Para extrair sangue na ala pediátrica é precisa ser especialmente
treinado, e nem Stacey nem eu tínhamos aquele certificado. Eu nunca
estivera naquele andar.
Mas vimos que teríamos de ajudar Ema, que era treinada, e subimos
as escadas.
Quando terminamos com o primeiro paciente, Ema disse que tinha de ir a
mais dois quartos naquele andar: Quarto 35 e Quarto 13. “A qual
quarto você quer ir, Stacey? Nenhum deles é uma criança
pequena, portanto você pode tirar sangue delas.”
“Tanto faz,” disse Stacey. “Não importa, acho
que iremos ao Quarto 35.” Ema nos agradeceu, e seguimos pelo corredor.
Do lado de fora do quarto com nosso carrinho, eu comecei a imprimir as
etiquetas para os tubos de sangue. Ao olhar as etiquetas que saíam
da pequena impressora, gelei. Eu reconhecia este nome, Ahava. Conhecia
esta menina da minha comunidade. Há algumas semanas eu tinha recebido
seu nome hebraico completo, pedindo que rezasse pela sua saúde.

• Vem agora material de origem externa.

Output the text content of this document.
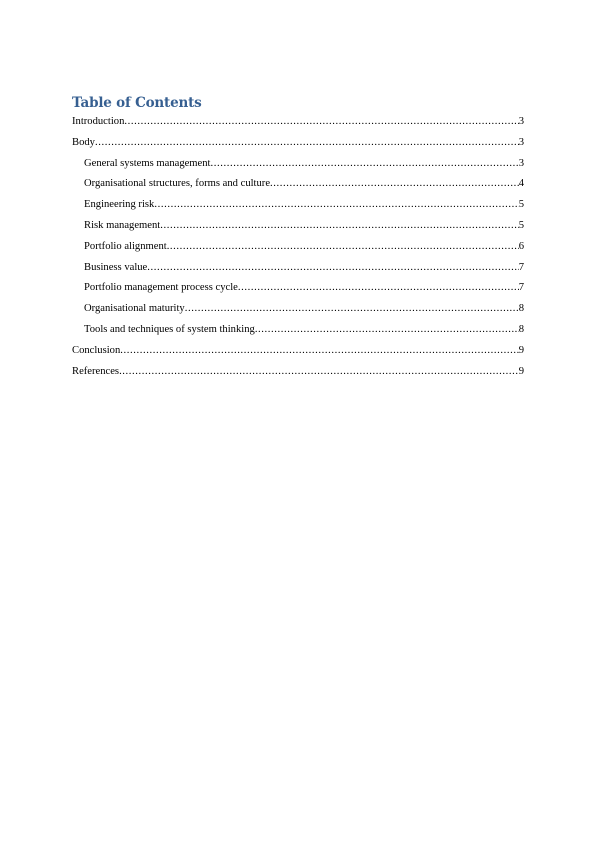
Table of Contents
Introduction .....	3
Body .....	3
General systems management .....	3
Organisational structures, forms and culture .....	4
Engineering risk .....	5
Risk management .....	5
Portfolio alignment .....	6
Business value .....	7
Portfolio management process cycle .....	7
Organisational maturity .....	8
Tools and techniques of system thinking .....	8
Conclusion .....	9
References .....	9
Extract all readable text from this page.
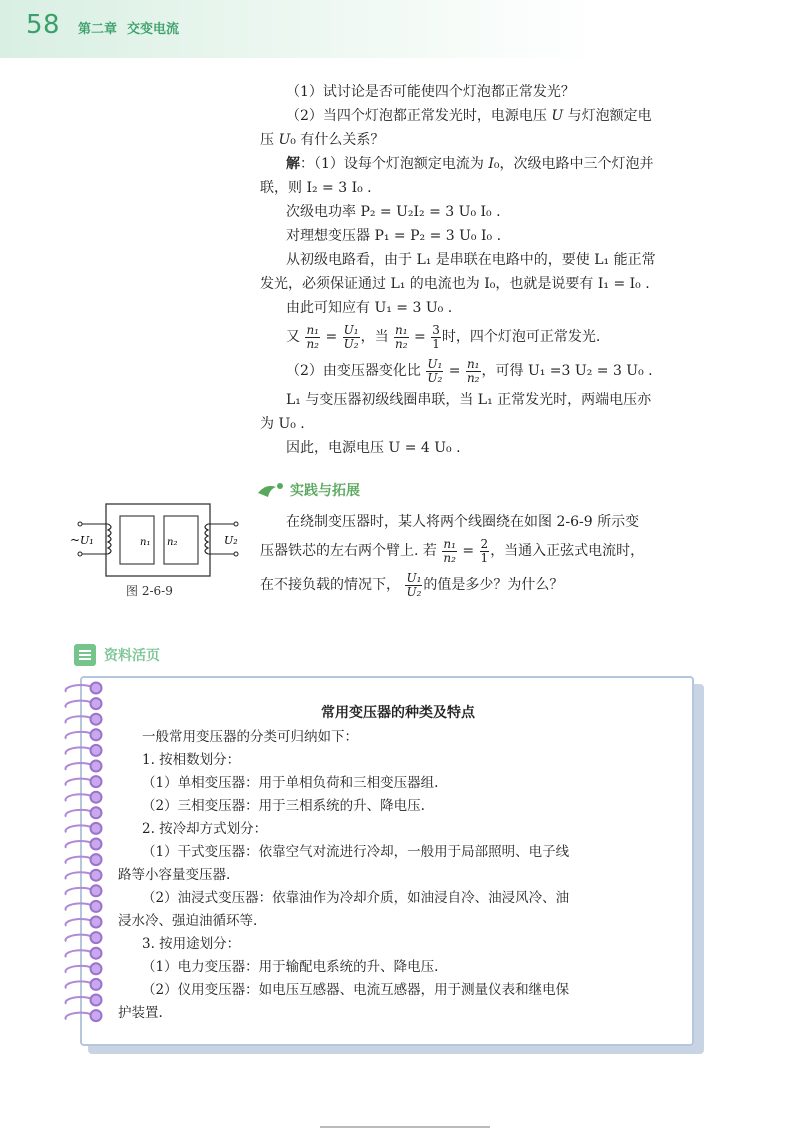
58 第二章 交变电流
（1）试讨论是否可能使四个灯泡都正常发光？
（2）当四个灯泡都正常发光时，电源电压 U 与灯泡额定电
压 U₀ 有什么关系？
解：（1）设每个灯泡额定电流为 I₀，次级电路中三个灯泡并
联，则 I₂ = 3 I₀ .
次级电功率 P₂ = U₂I₂ = 3 U₀ I₀ .
对理想变压器 P₁ = P₂ = 3 U₀ I₀ .
从初级电路看，由于 L₁ 是串联在电路中的，要使 L₁ 能正常
发光，必须保证通过 L₁ 的电流也为 I₀，也就是说要有 I₁ = I₀ .
由此可知应有 U₁ = 3 U₀ .
又 $\frac{\text{n₁}}{\text{n₂}} = \frac{\text{U₁}}{\text{U₂}}$ ，当 $\frac{\text{n₁}}{\text{n₂}} = \frac{3}{1}$ 时，四个灯泡可正常发光.
（2）由变压器变化比 $\frac{\text{U₁}}{\text{U₂}} = \frac{\text{n₁}}{\text{n₂}}$ ，可得 U₁ =3 U₂ = 3 U₀ .
L₁ 与变压器初级线圈串联，当 L₁ 正常发光时，两端电压亦
为 U₀ .
因此，电源电压 U = 4 U₀ .
实践与拓展
~ U₁	n₁ n₂	U₂
图 2-6-9
在绕制变压器时，某人将两个线圈绕在如图 2-6-9 所示变
压器铁芯的左右两个臂上. 若 $\frac{\text{n₁}}{\text{n₂}} = \frac{2}{1}$ ，当通入正弦式电流时，
在不接负载的情况下， $\frac{\text{U₁}}{\text{U₂}}$ 的值是多少？为什么？
资料活页
常用变压器的种类及特点
一般常用变压器的分类可归纳如下：
1. 按相数划分：
（1）单相变压器：用于单相负荷和三相变压器组.
（2）三相变压器：用于三相系统的升、降电压.
2. 按冷却方式划分：
（1）干式变压器：依靠空气对流进行冷却，一般用于局部照明、电子线
路等小容量变压器.
（2）油浸式变压器：依靠油作为冷却介质，如油浸自冷、油浸风冷、油
浸水冷、强迫油循环等.
3. 按用途划分：
（1）电力变压器：用于输配电系统的升、降电压.
（2）仪用变压器：如电压互感器、电流互感器，用于测量仪表和继电保
护装置.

Pensando depressa, decidi não entrar no quarto. Não queria
comprometer sua privacidade. Talvez ela não quisesse que ninguém
soubesse que estava no hospital. Eu não disse nada a Stacey, mas
esperei do lado de fora enquanto ela entrava para tirar o sangue.
“Isso é tão estranho,” pensei comigo mesma.
“De todos os andares no hospital, de todos os quartos neste andar,
fomos designadas para este quarto? Esta paciente?”
De pé ali ao lado da porta, espiei através da cortina para
ver se estava certa. Ali estava ela, uma mocinha de 16 anos, parecendo
pálida, fraca e abatida. Afastei-me rapidamente. Como podia ser?
Meu coração ficou voltado para ela.
De repente ouvi Stacey me chamando lá de dentro do quarto. “Devorah,
pode me trazer um transferidor?”
Fiquei chocada. O que poderia fazer? Não tinha escolha. Teria de
entrar. Segurando o transferidor apertadamente na mão, lentamente
entrei no quarto e puxei a cortina para o lado. Nossos olhos se encontraram,
e o rosto de Ahava iluminou-se com o maior sorriso que eu jamais vira
até então.
“Oh, como é bom ver você!” ela exclamou.
Passando o aparelho para Stacey, fui até o lado da cama, e começamos
a conversar.
Antes de sair, prometi a ela que a visitaria, e que continuaria a rezar
por ela.
No dia seguinte eu estava no supermercado casher quando ouvi alguém
chamar meu nome.
“Devorah”, disse minha amiga, correndo na minha direção.
“Você deveria saber como fez bem a ela.”
A princípio eu não sabia do que ela estava falando. Então
entendi que ela era amiga de Ahava.
“Assim que você saiu ela me mandou um e-mail: ‘Você
não acredita quem acaba de sair do meu quarto!’ Você
realmente iluminou o dia dela, Devorah.”
Minha amiga contou-me que Ahava estaria no hospital durante Pêssach,
e decidimos ir visitá-la no domingo, o segundo dia do feriado.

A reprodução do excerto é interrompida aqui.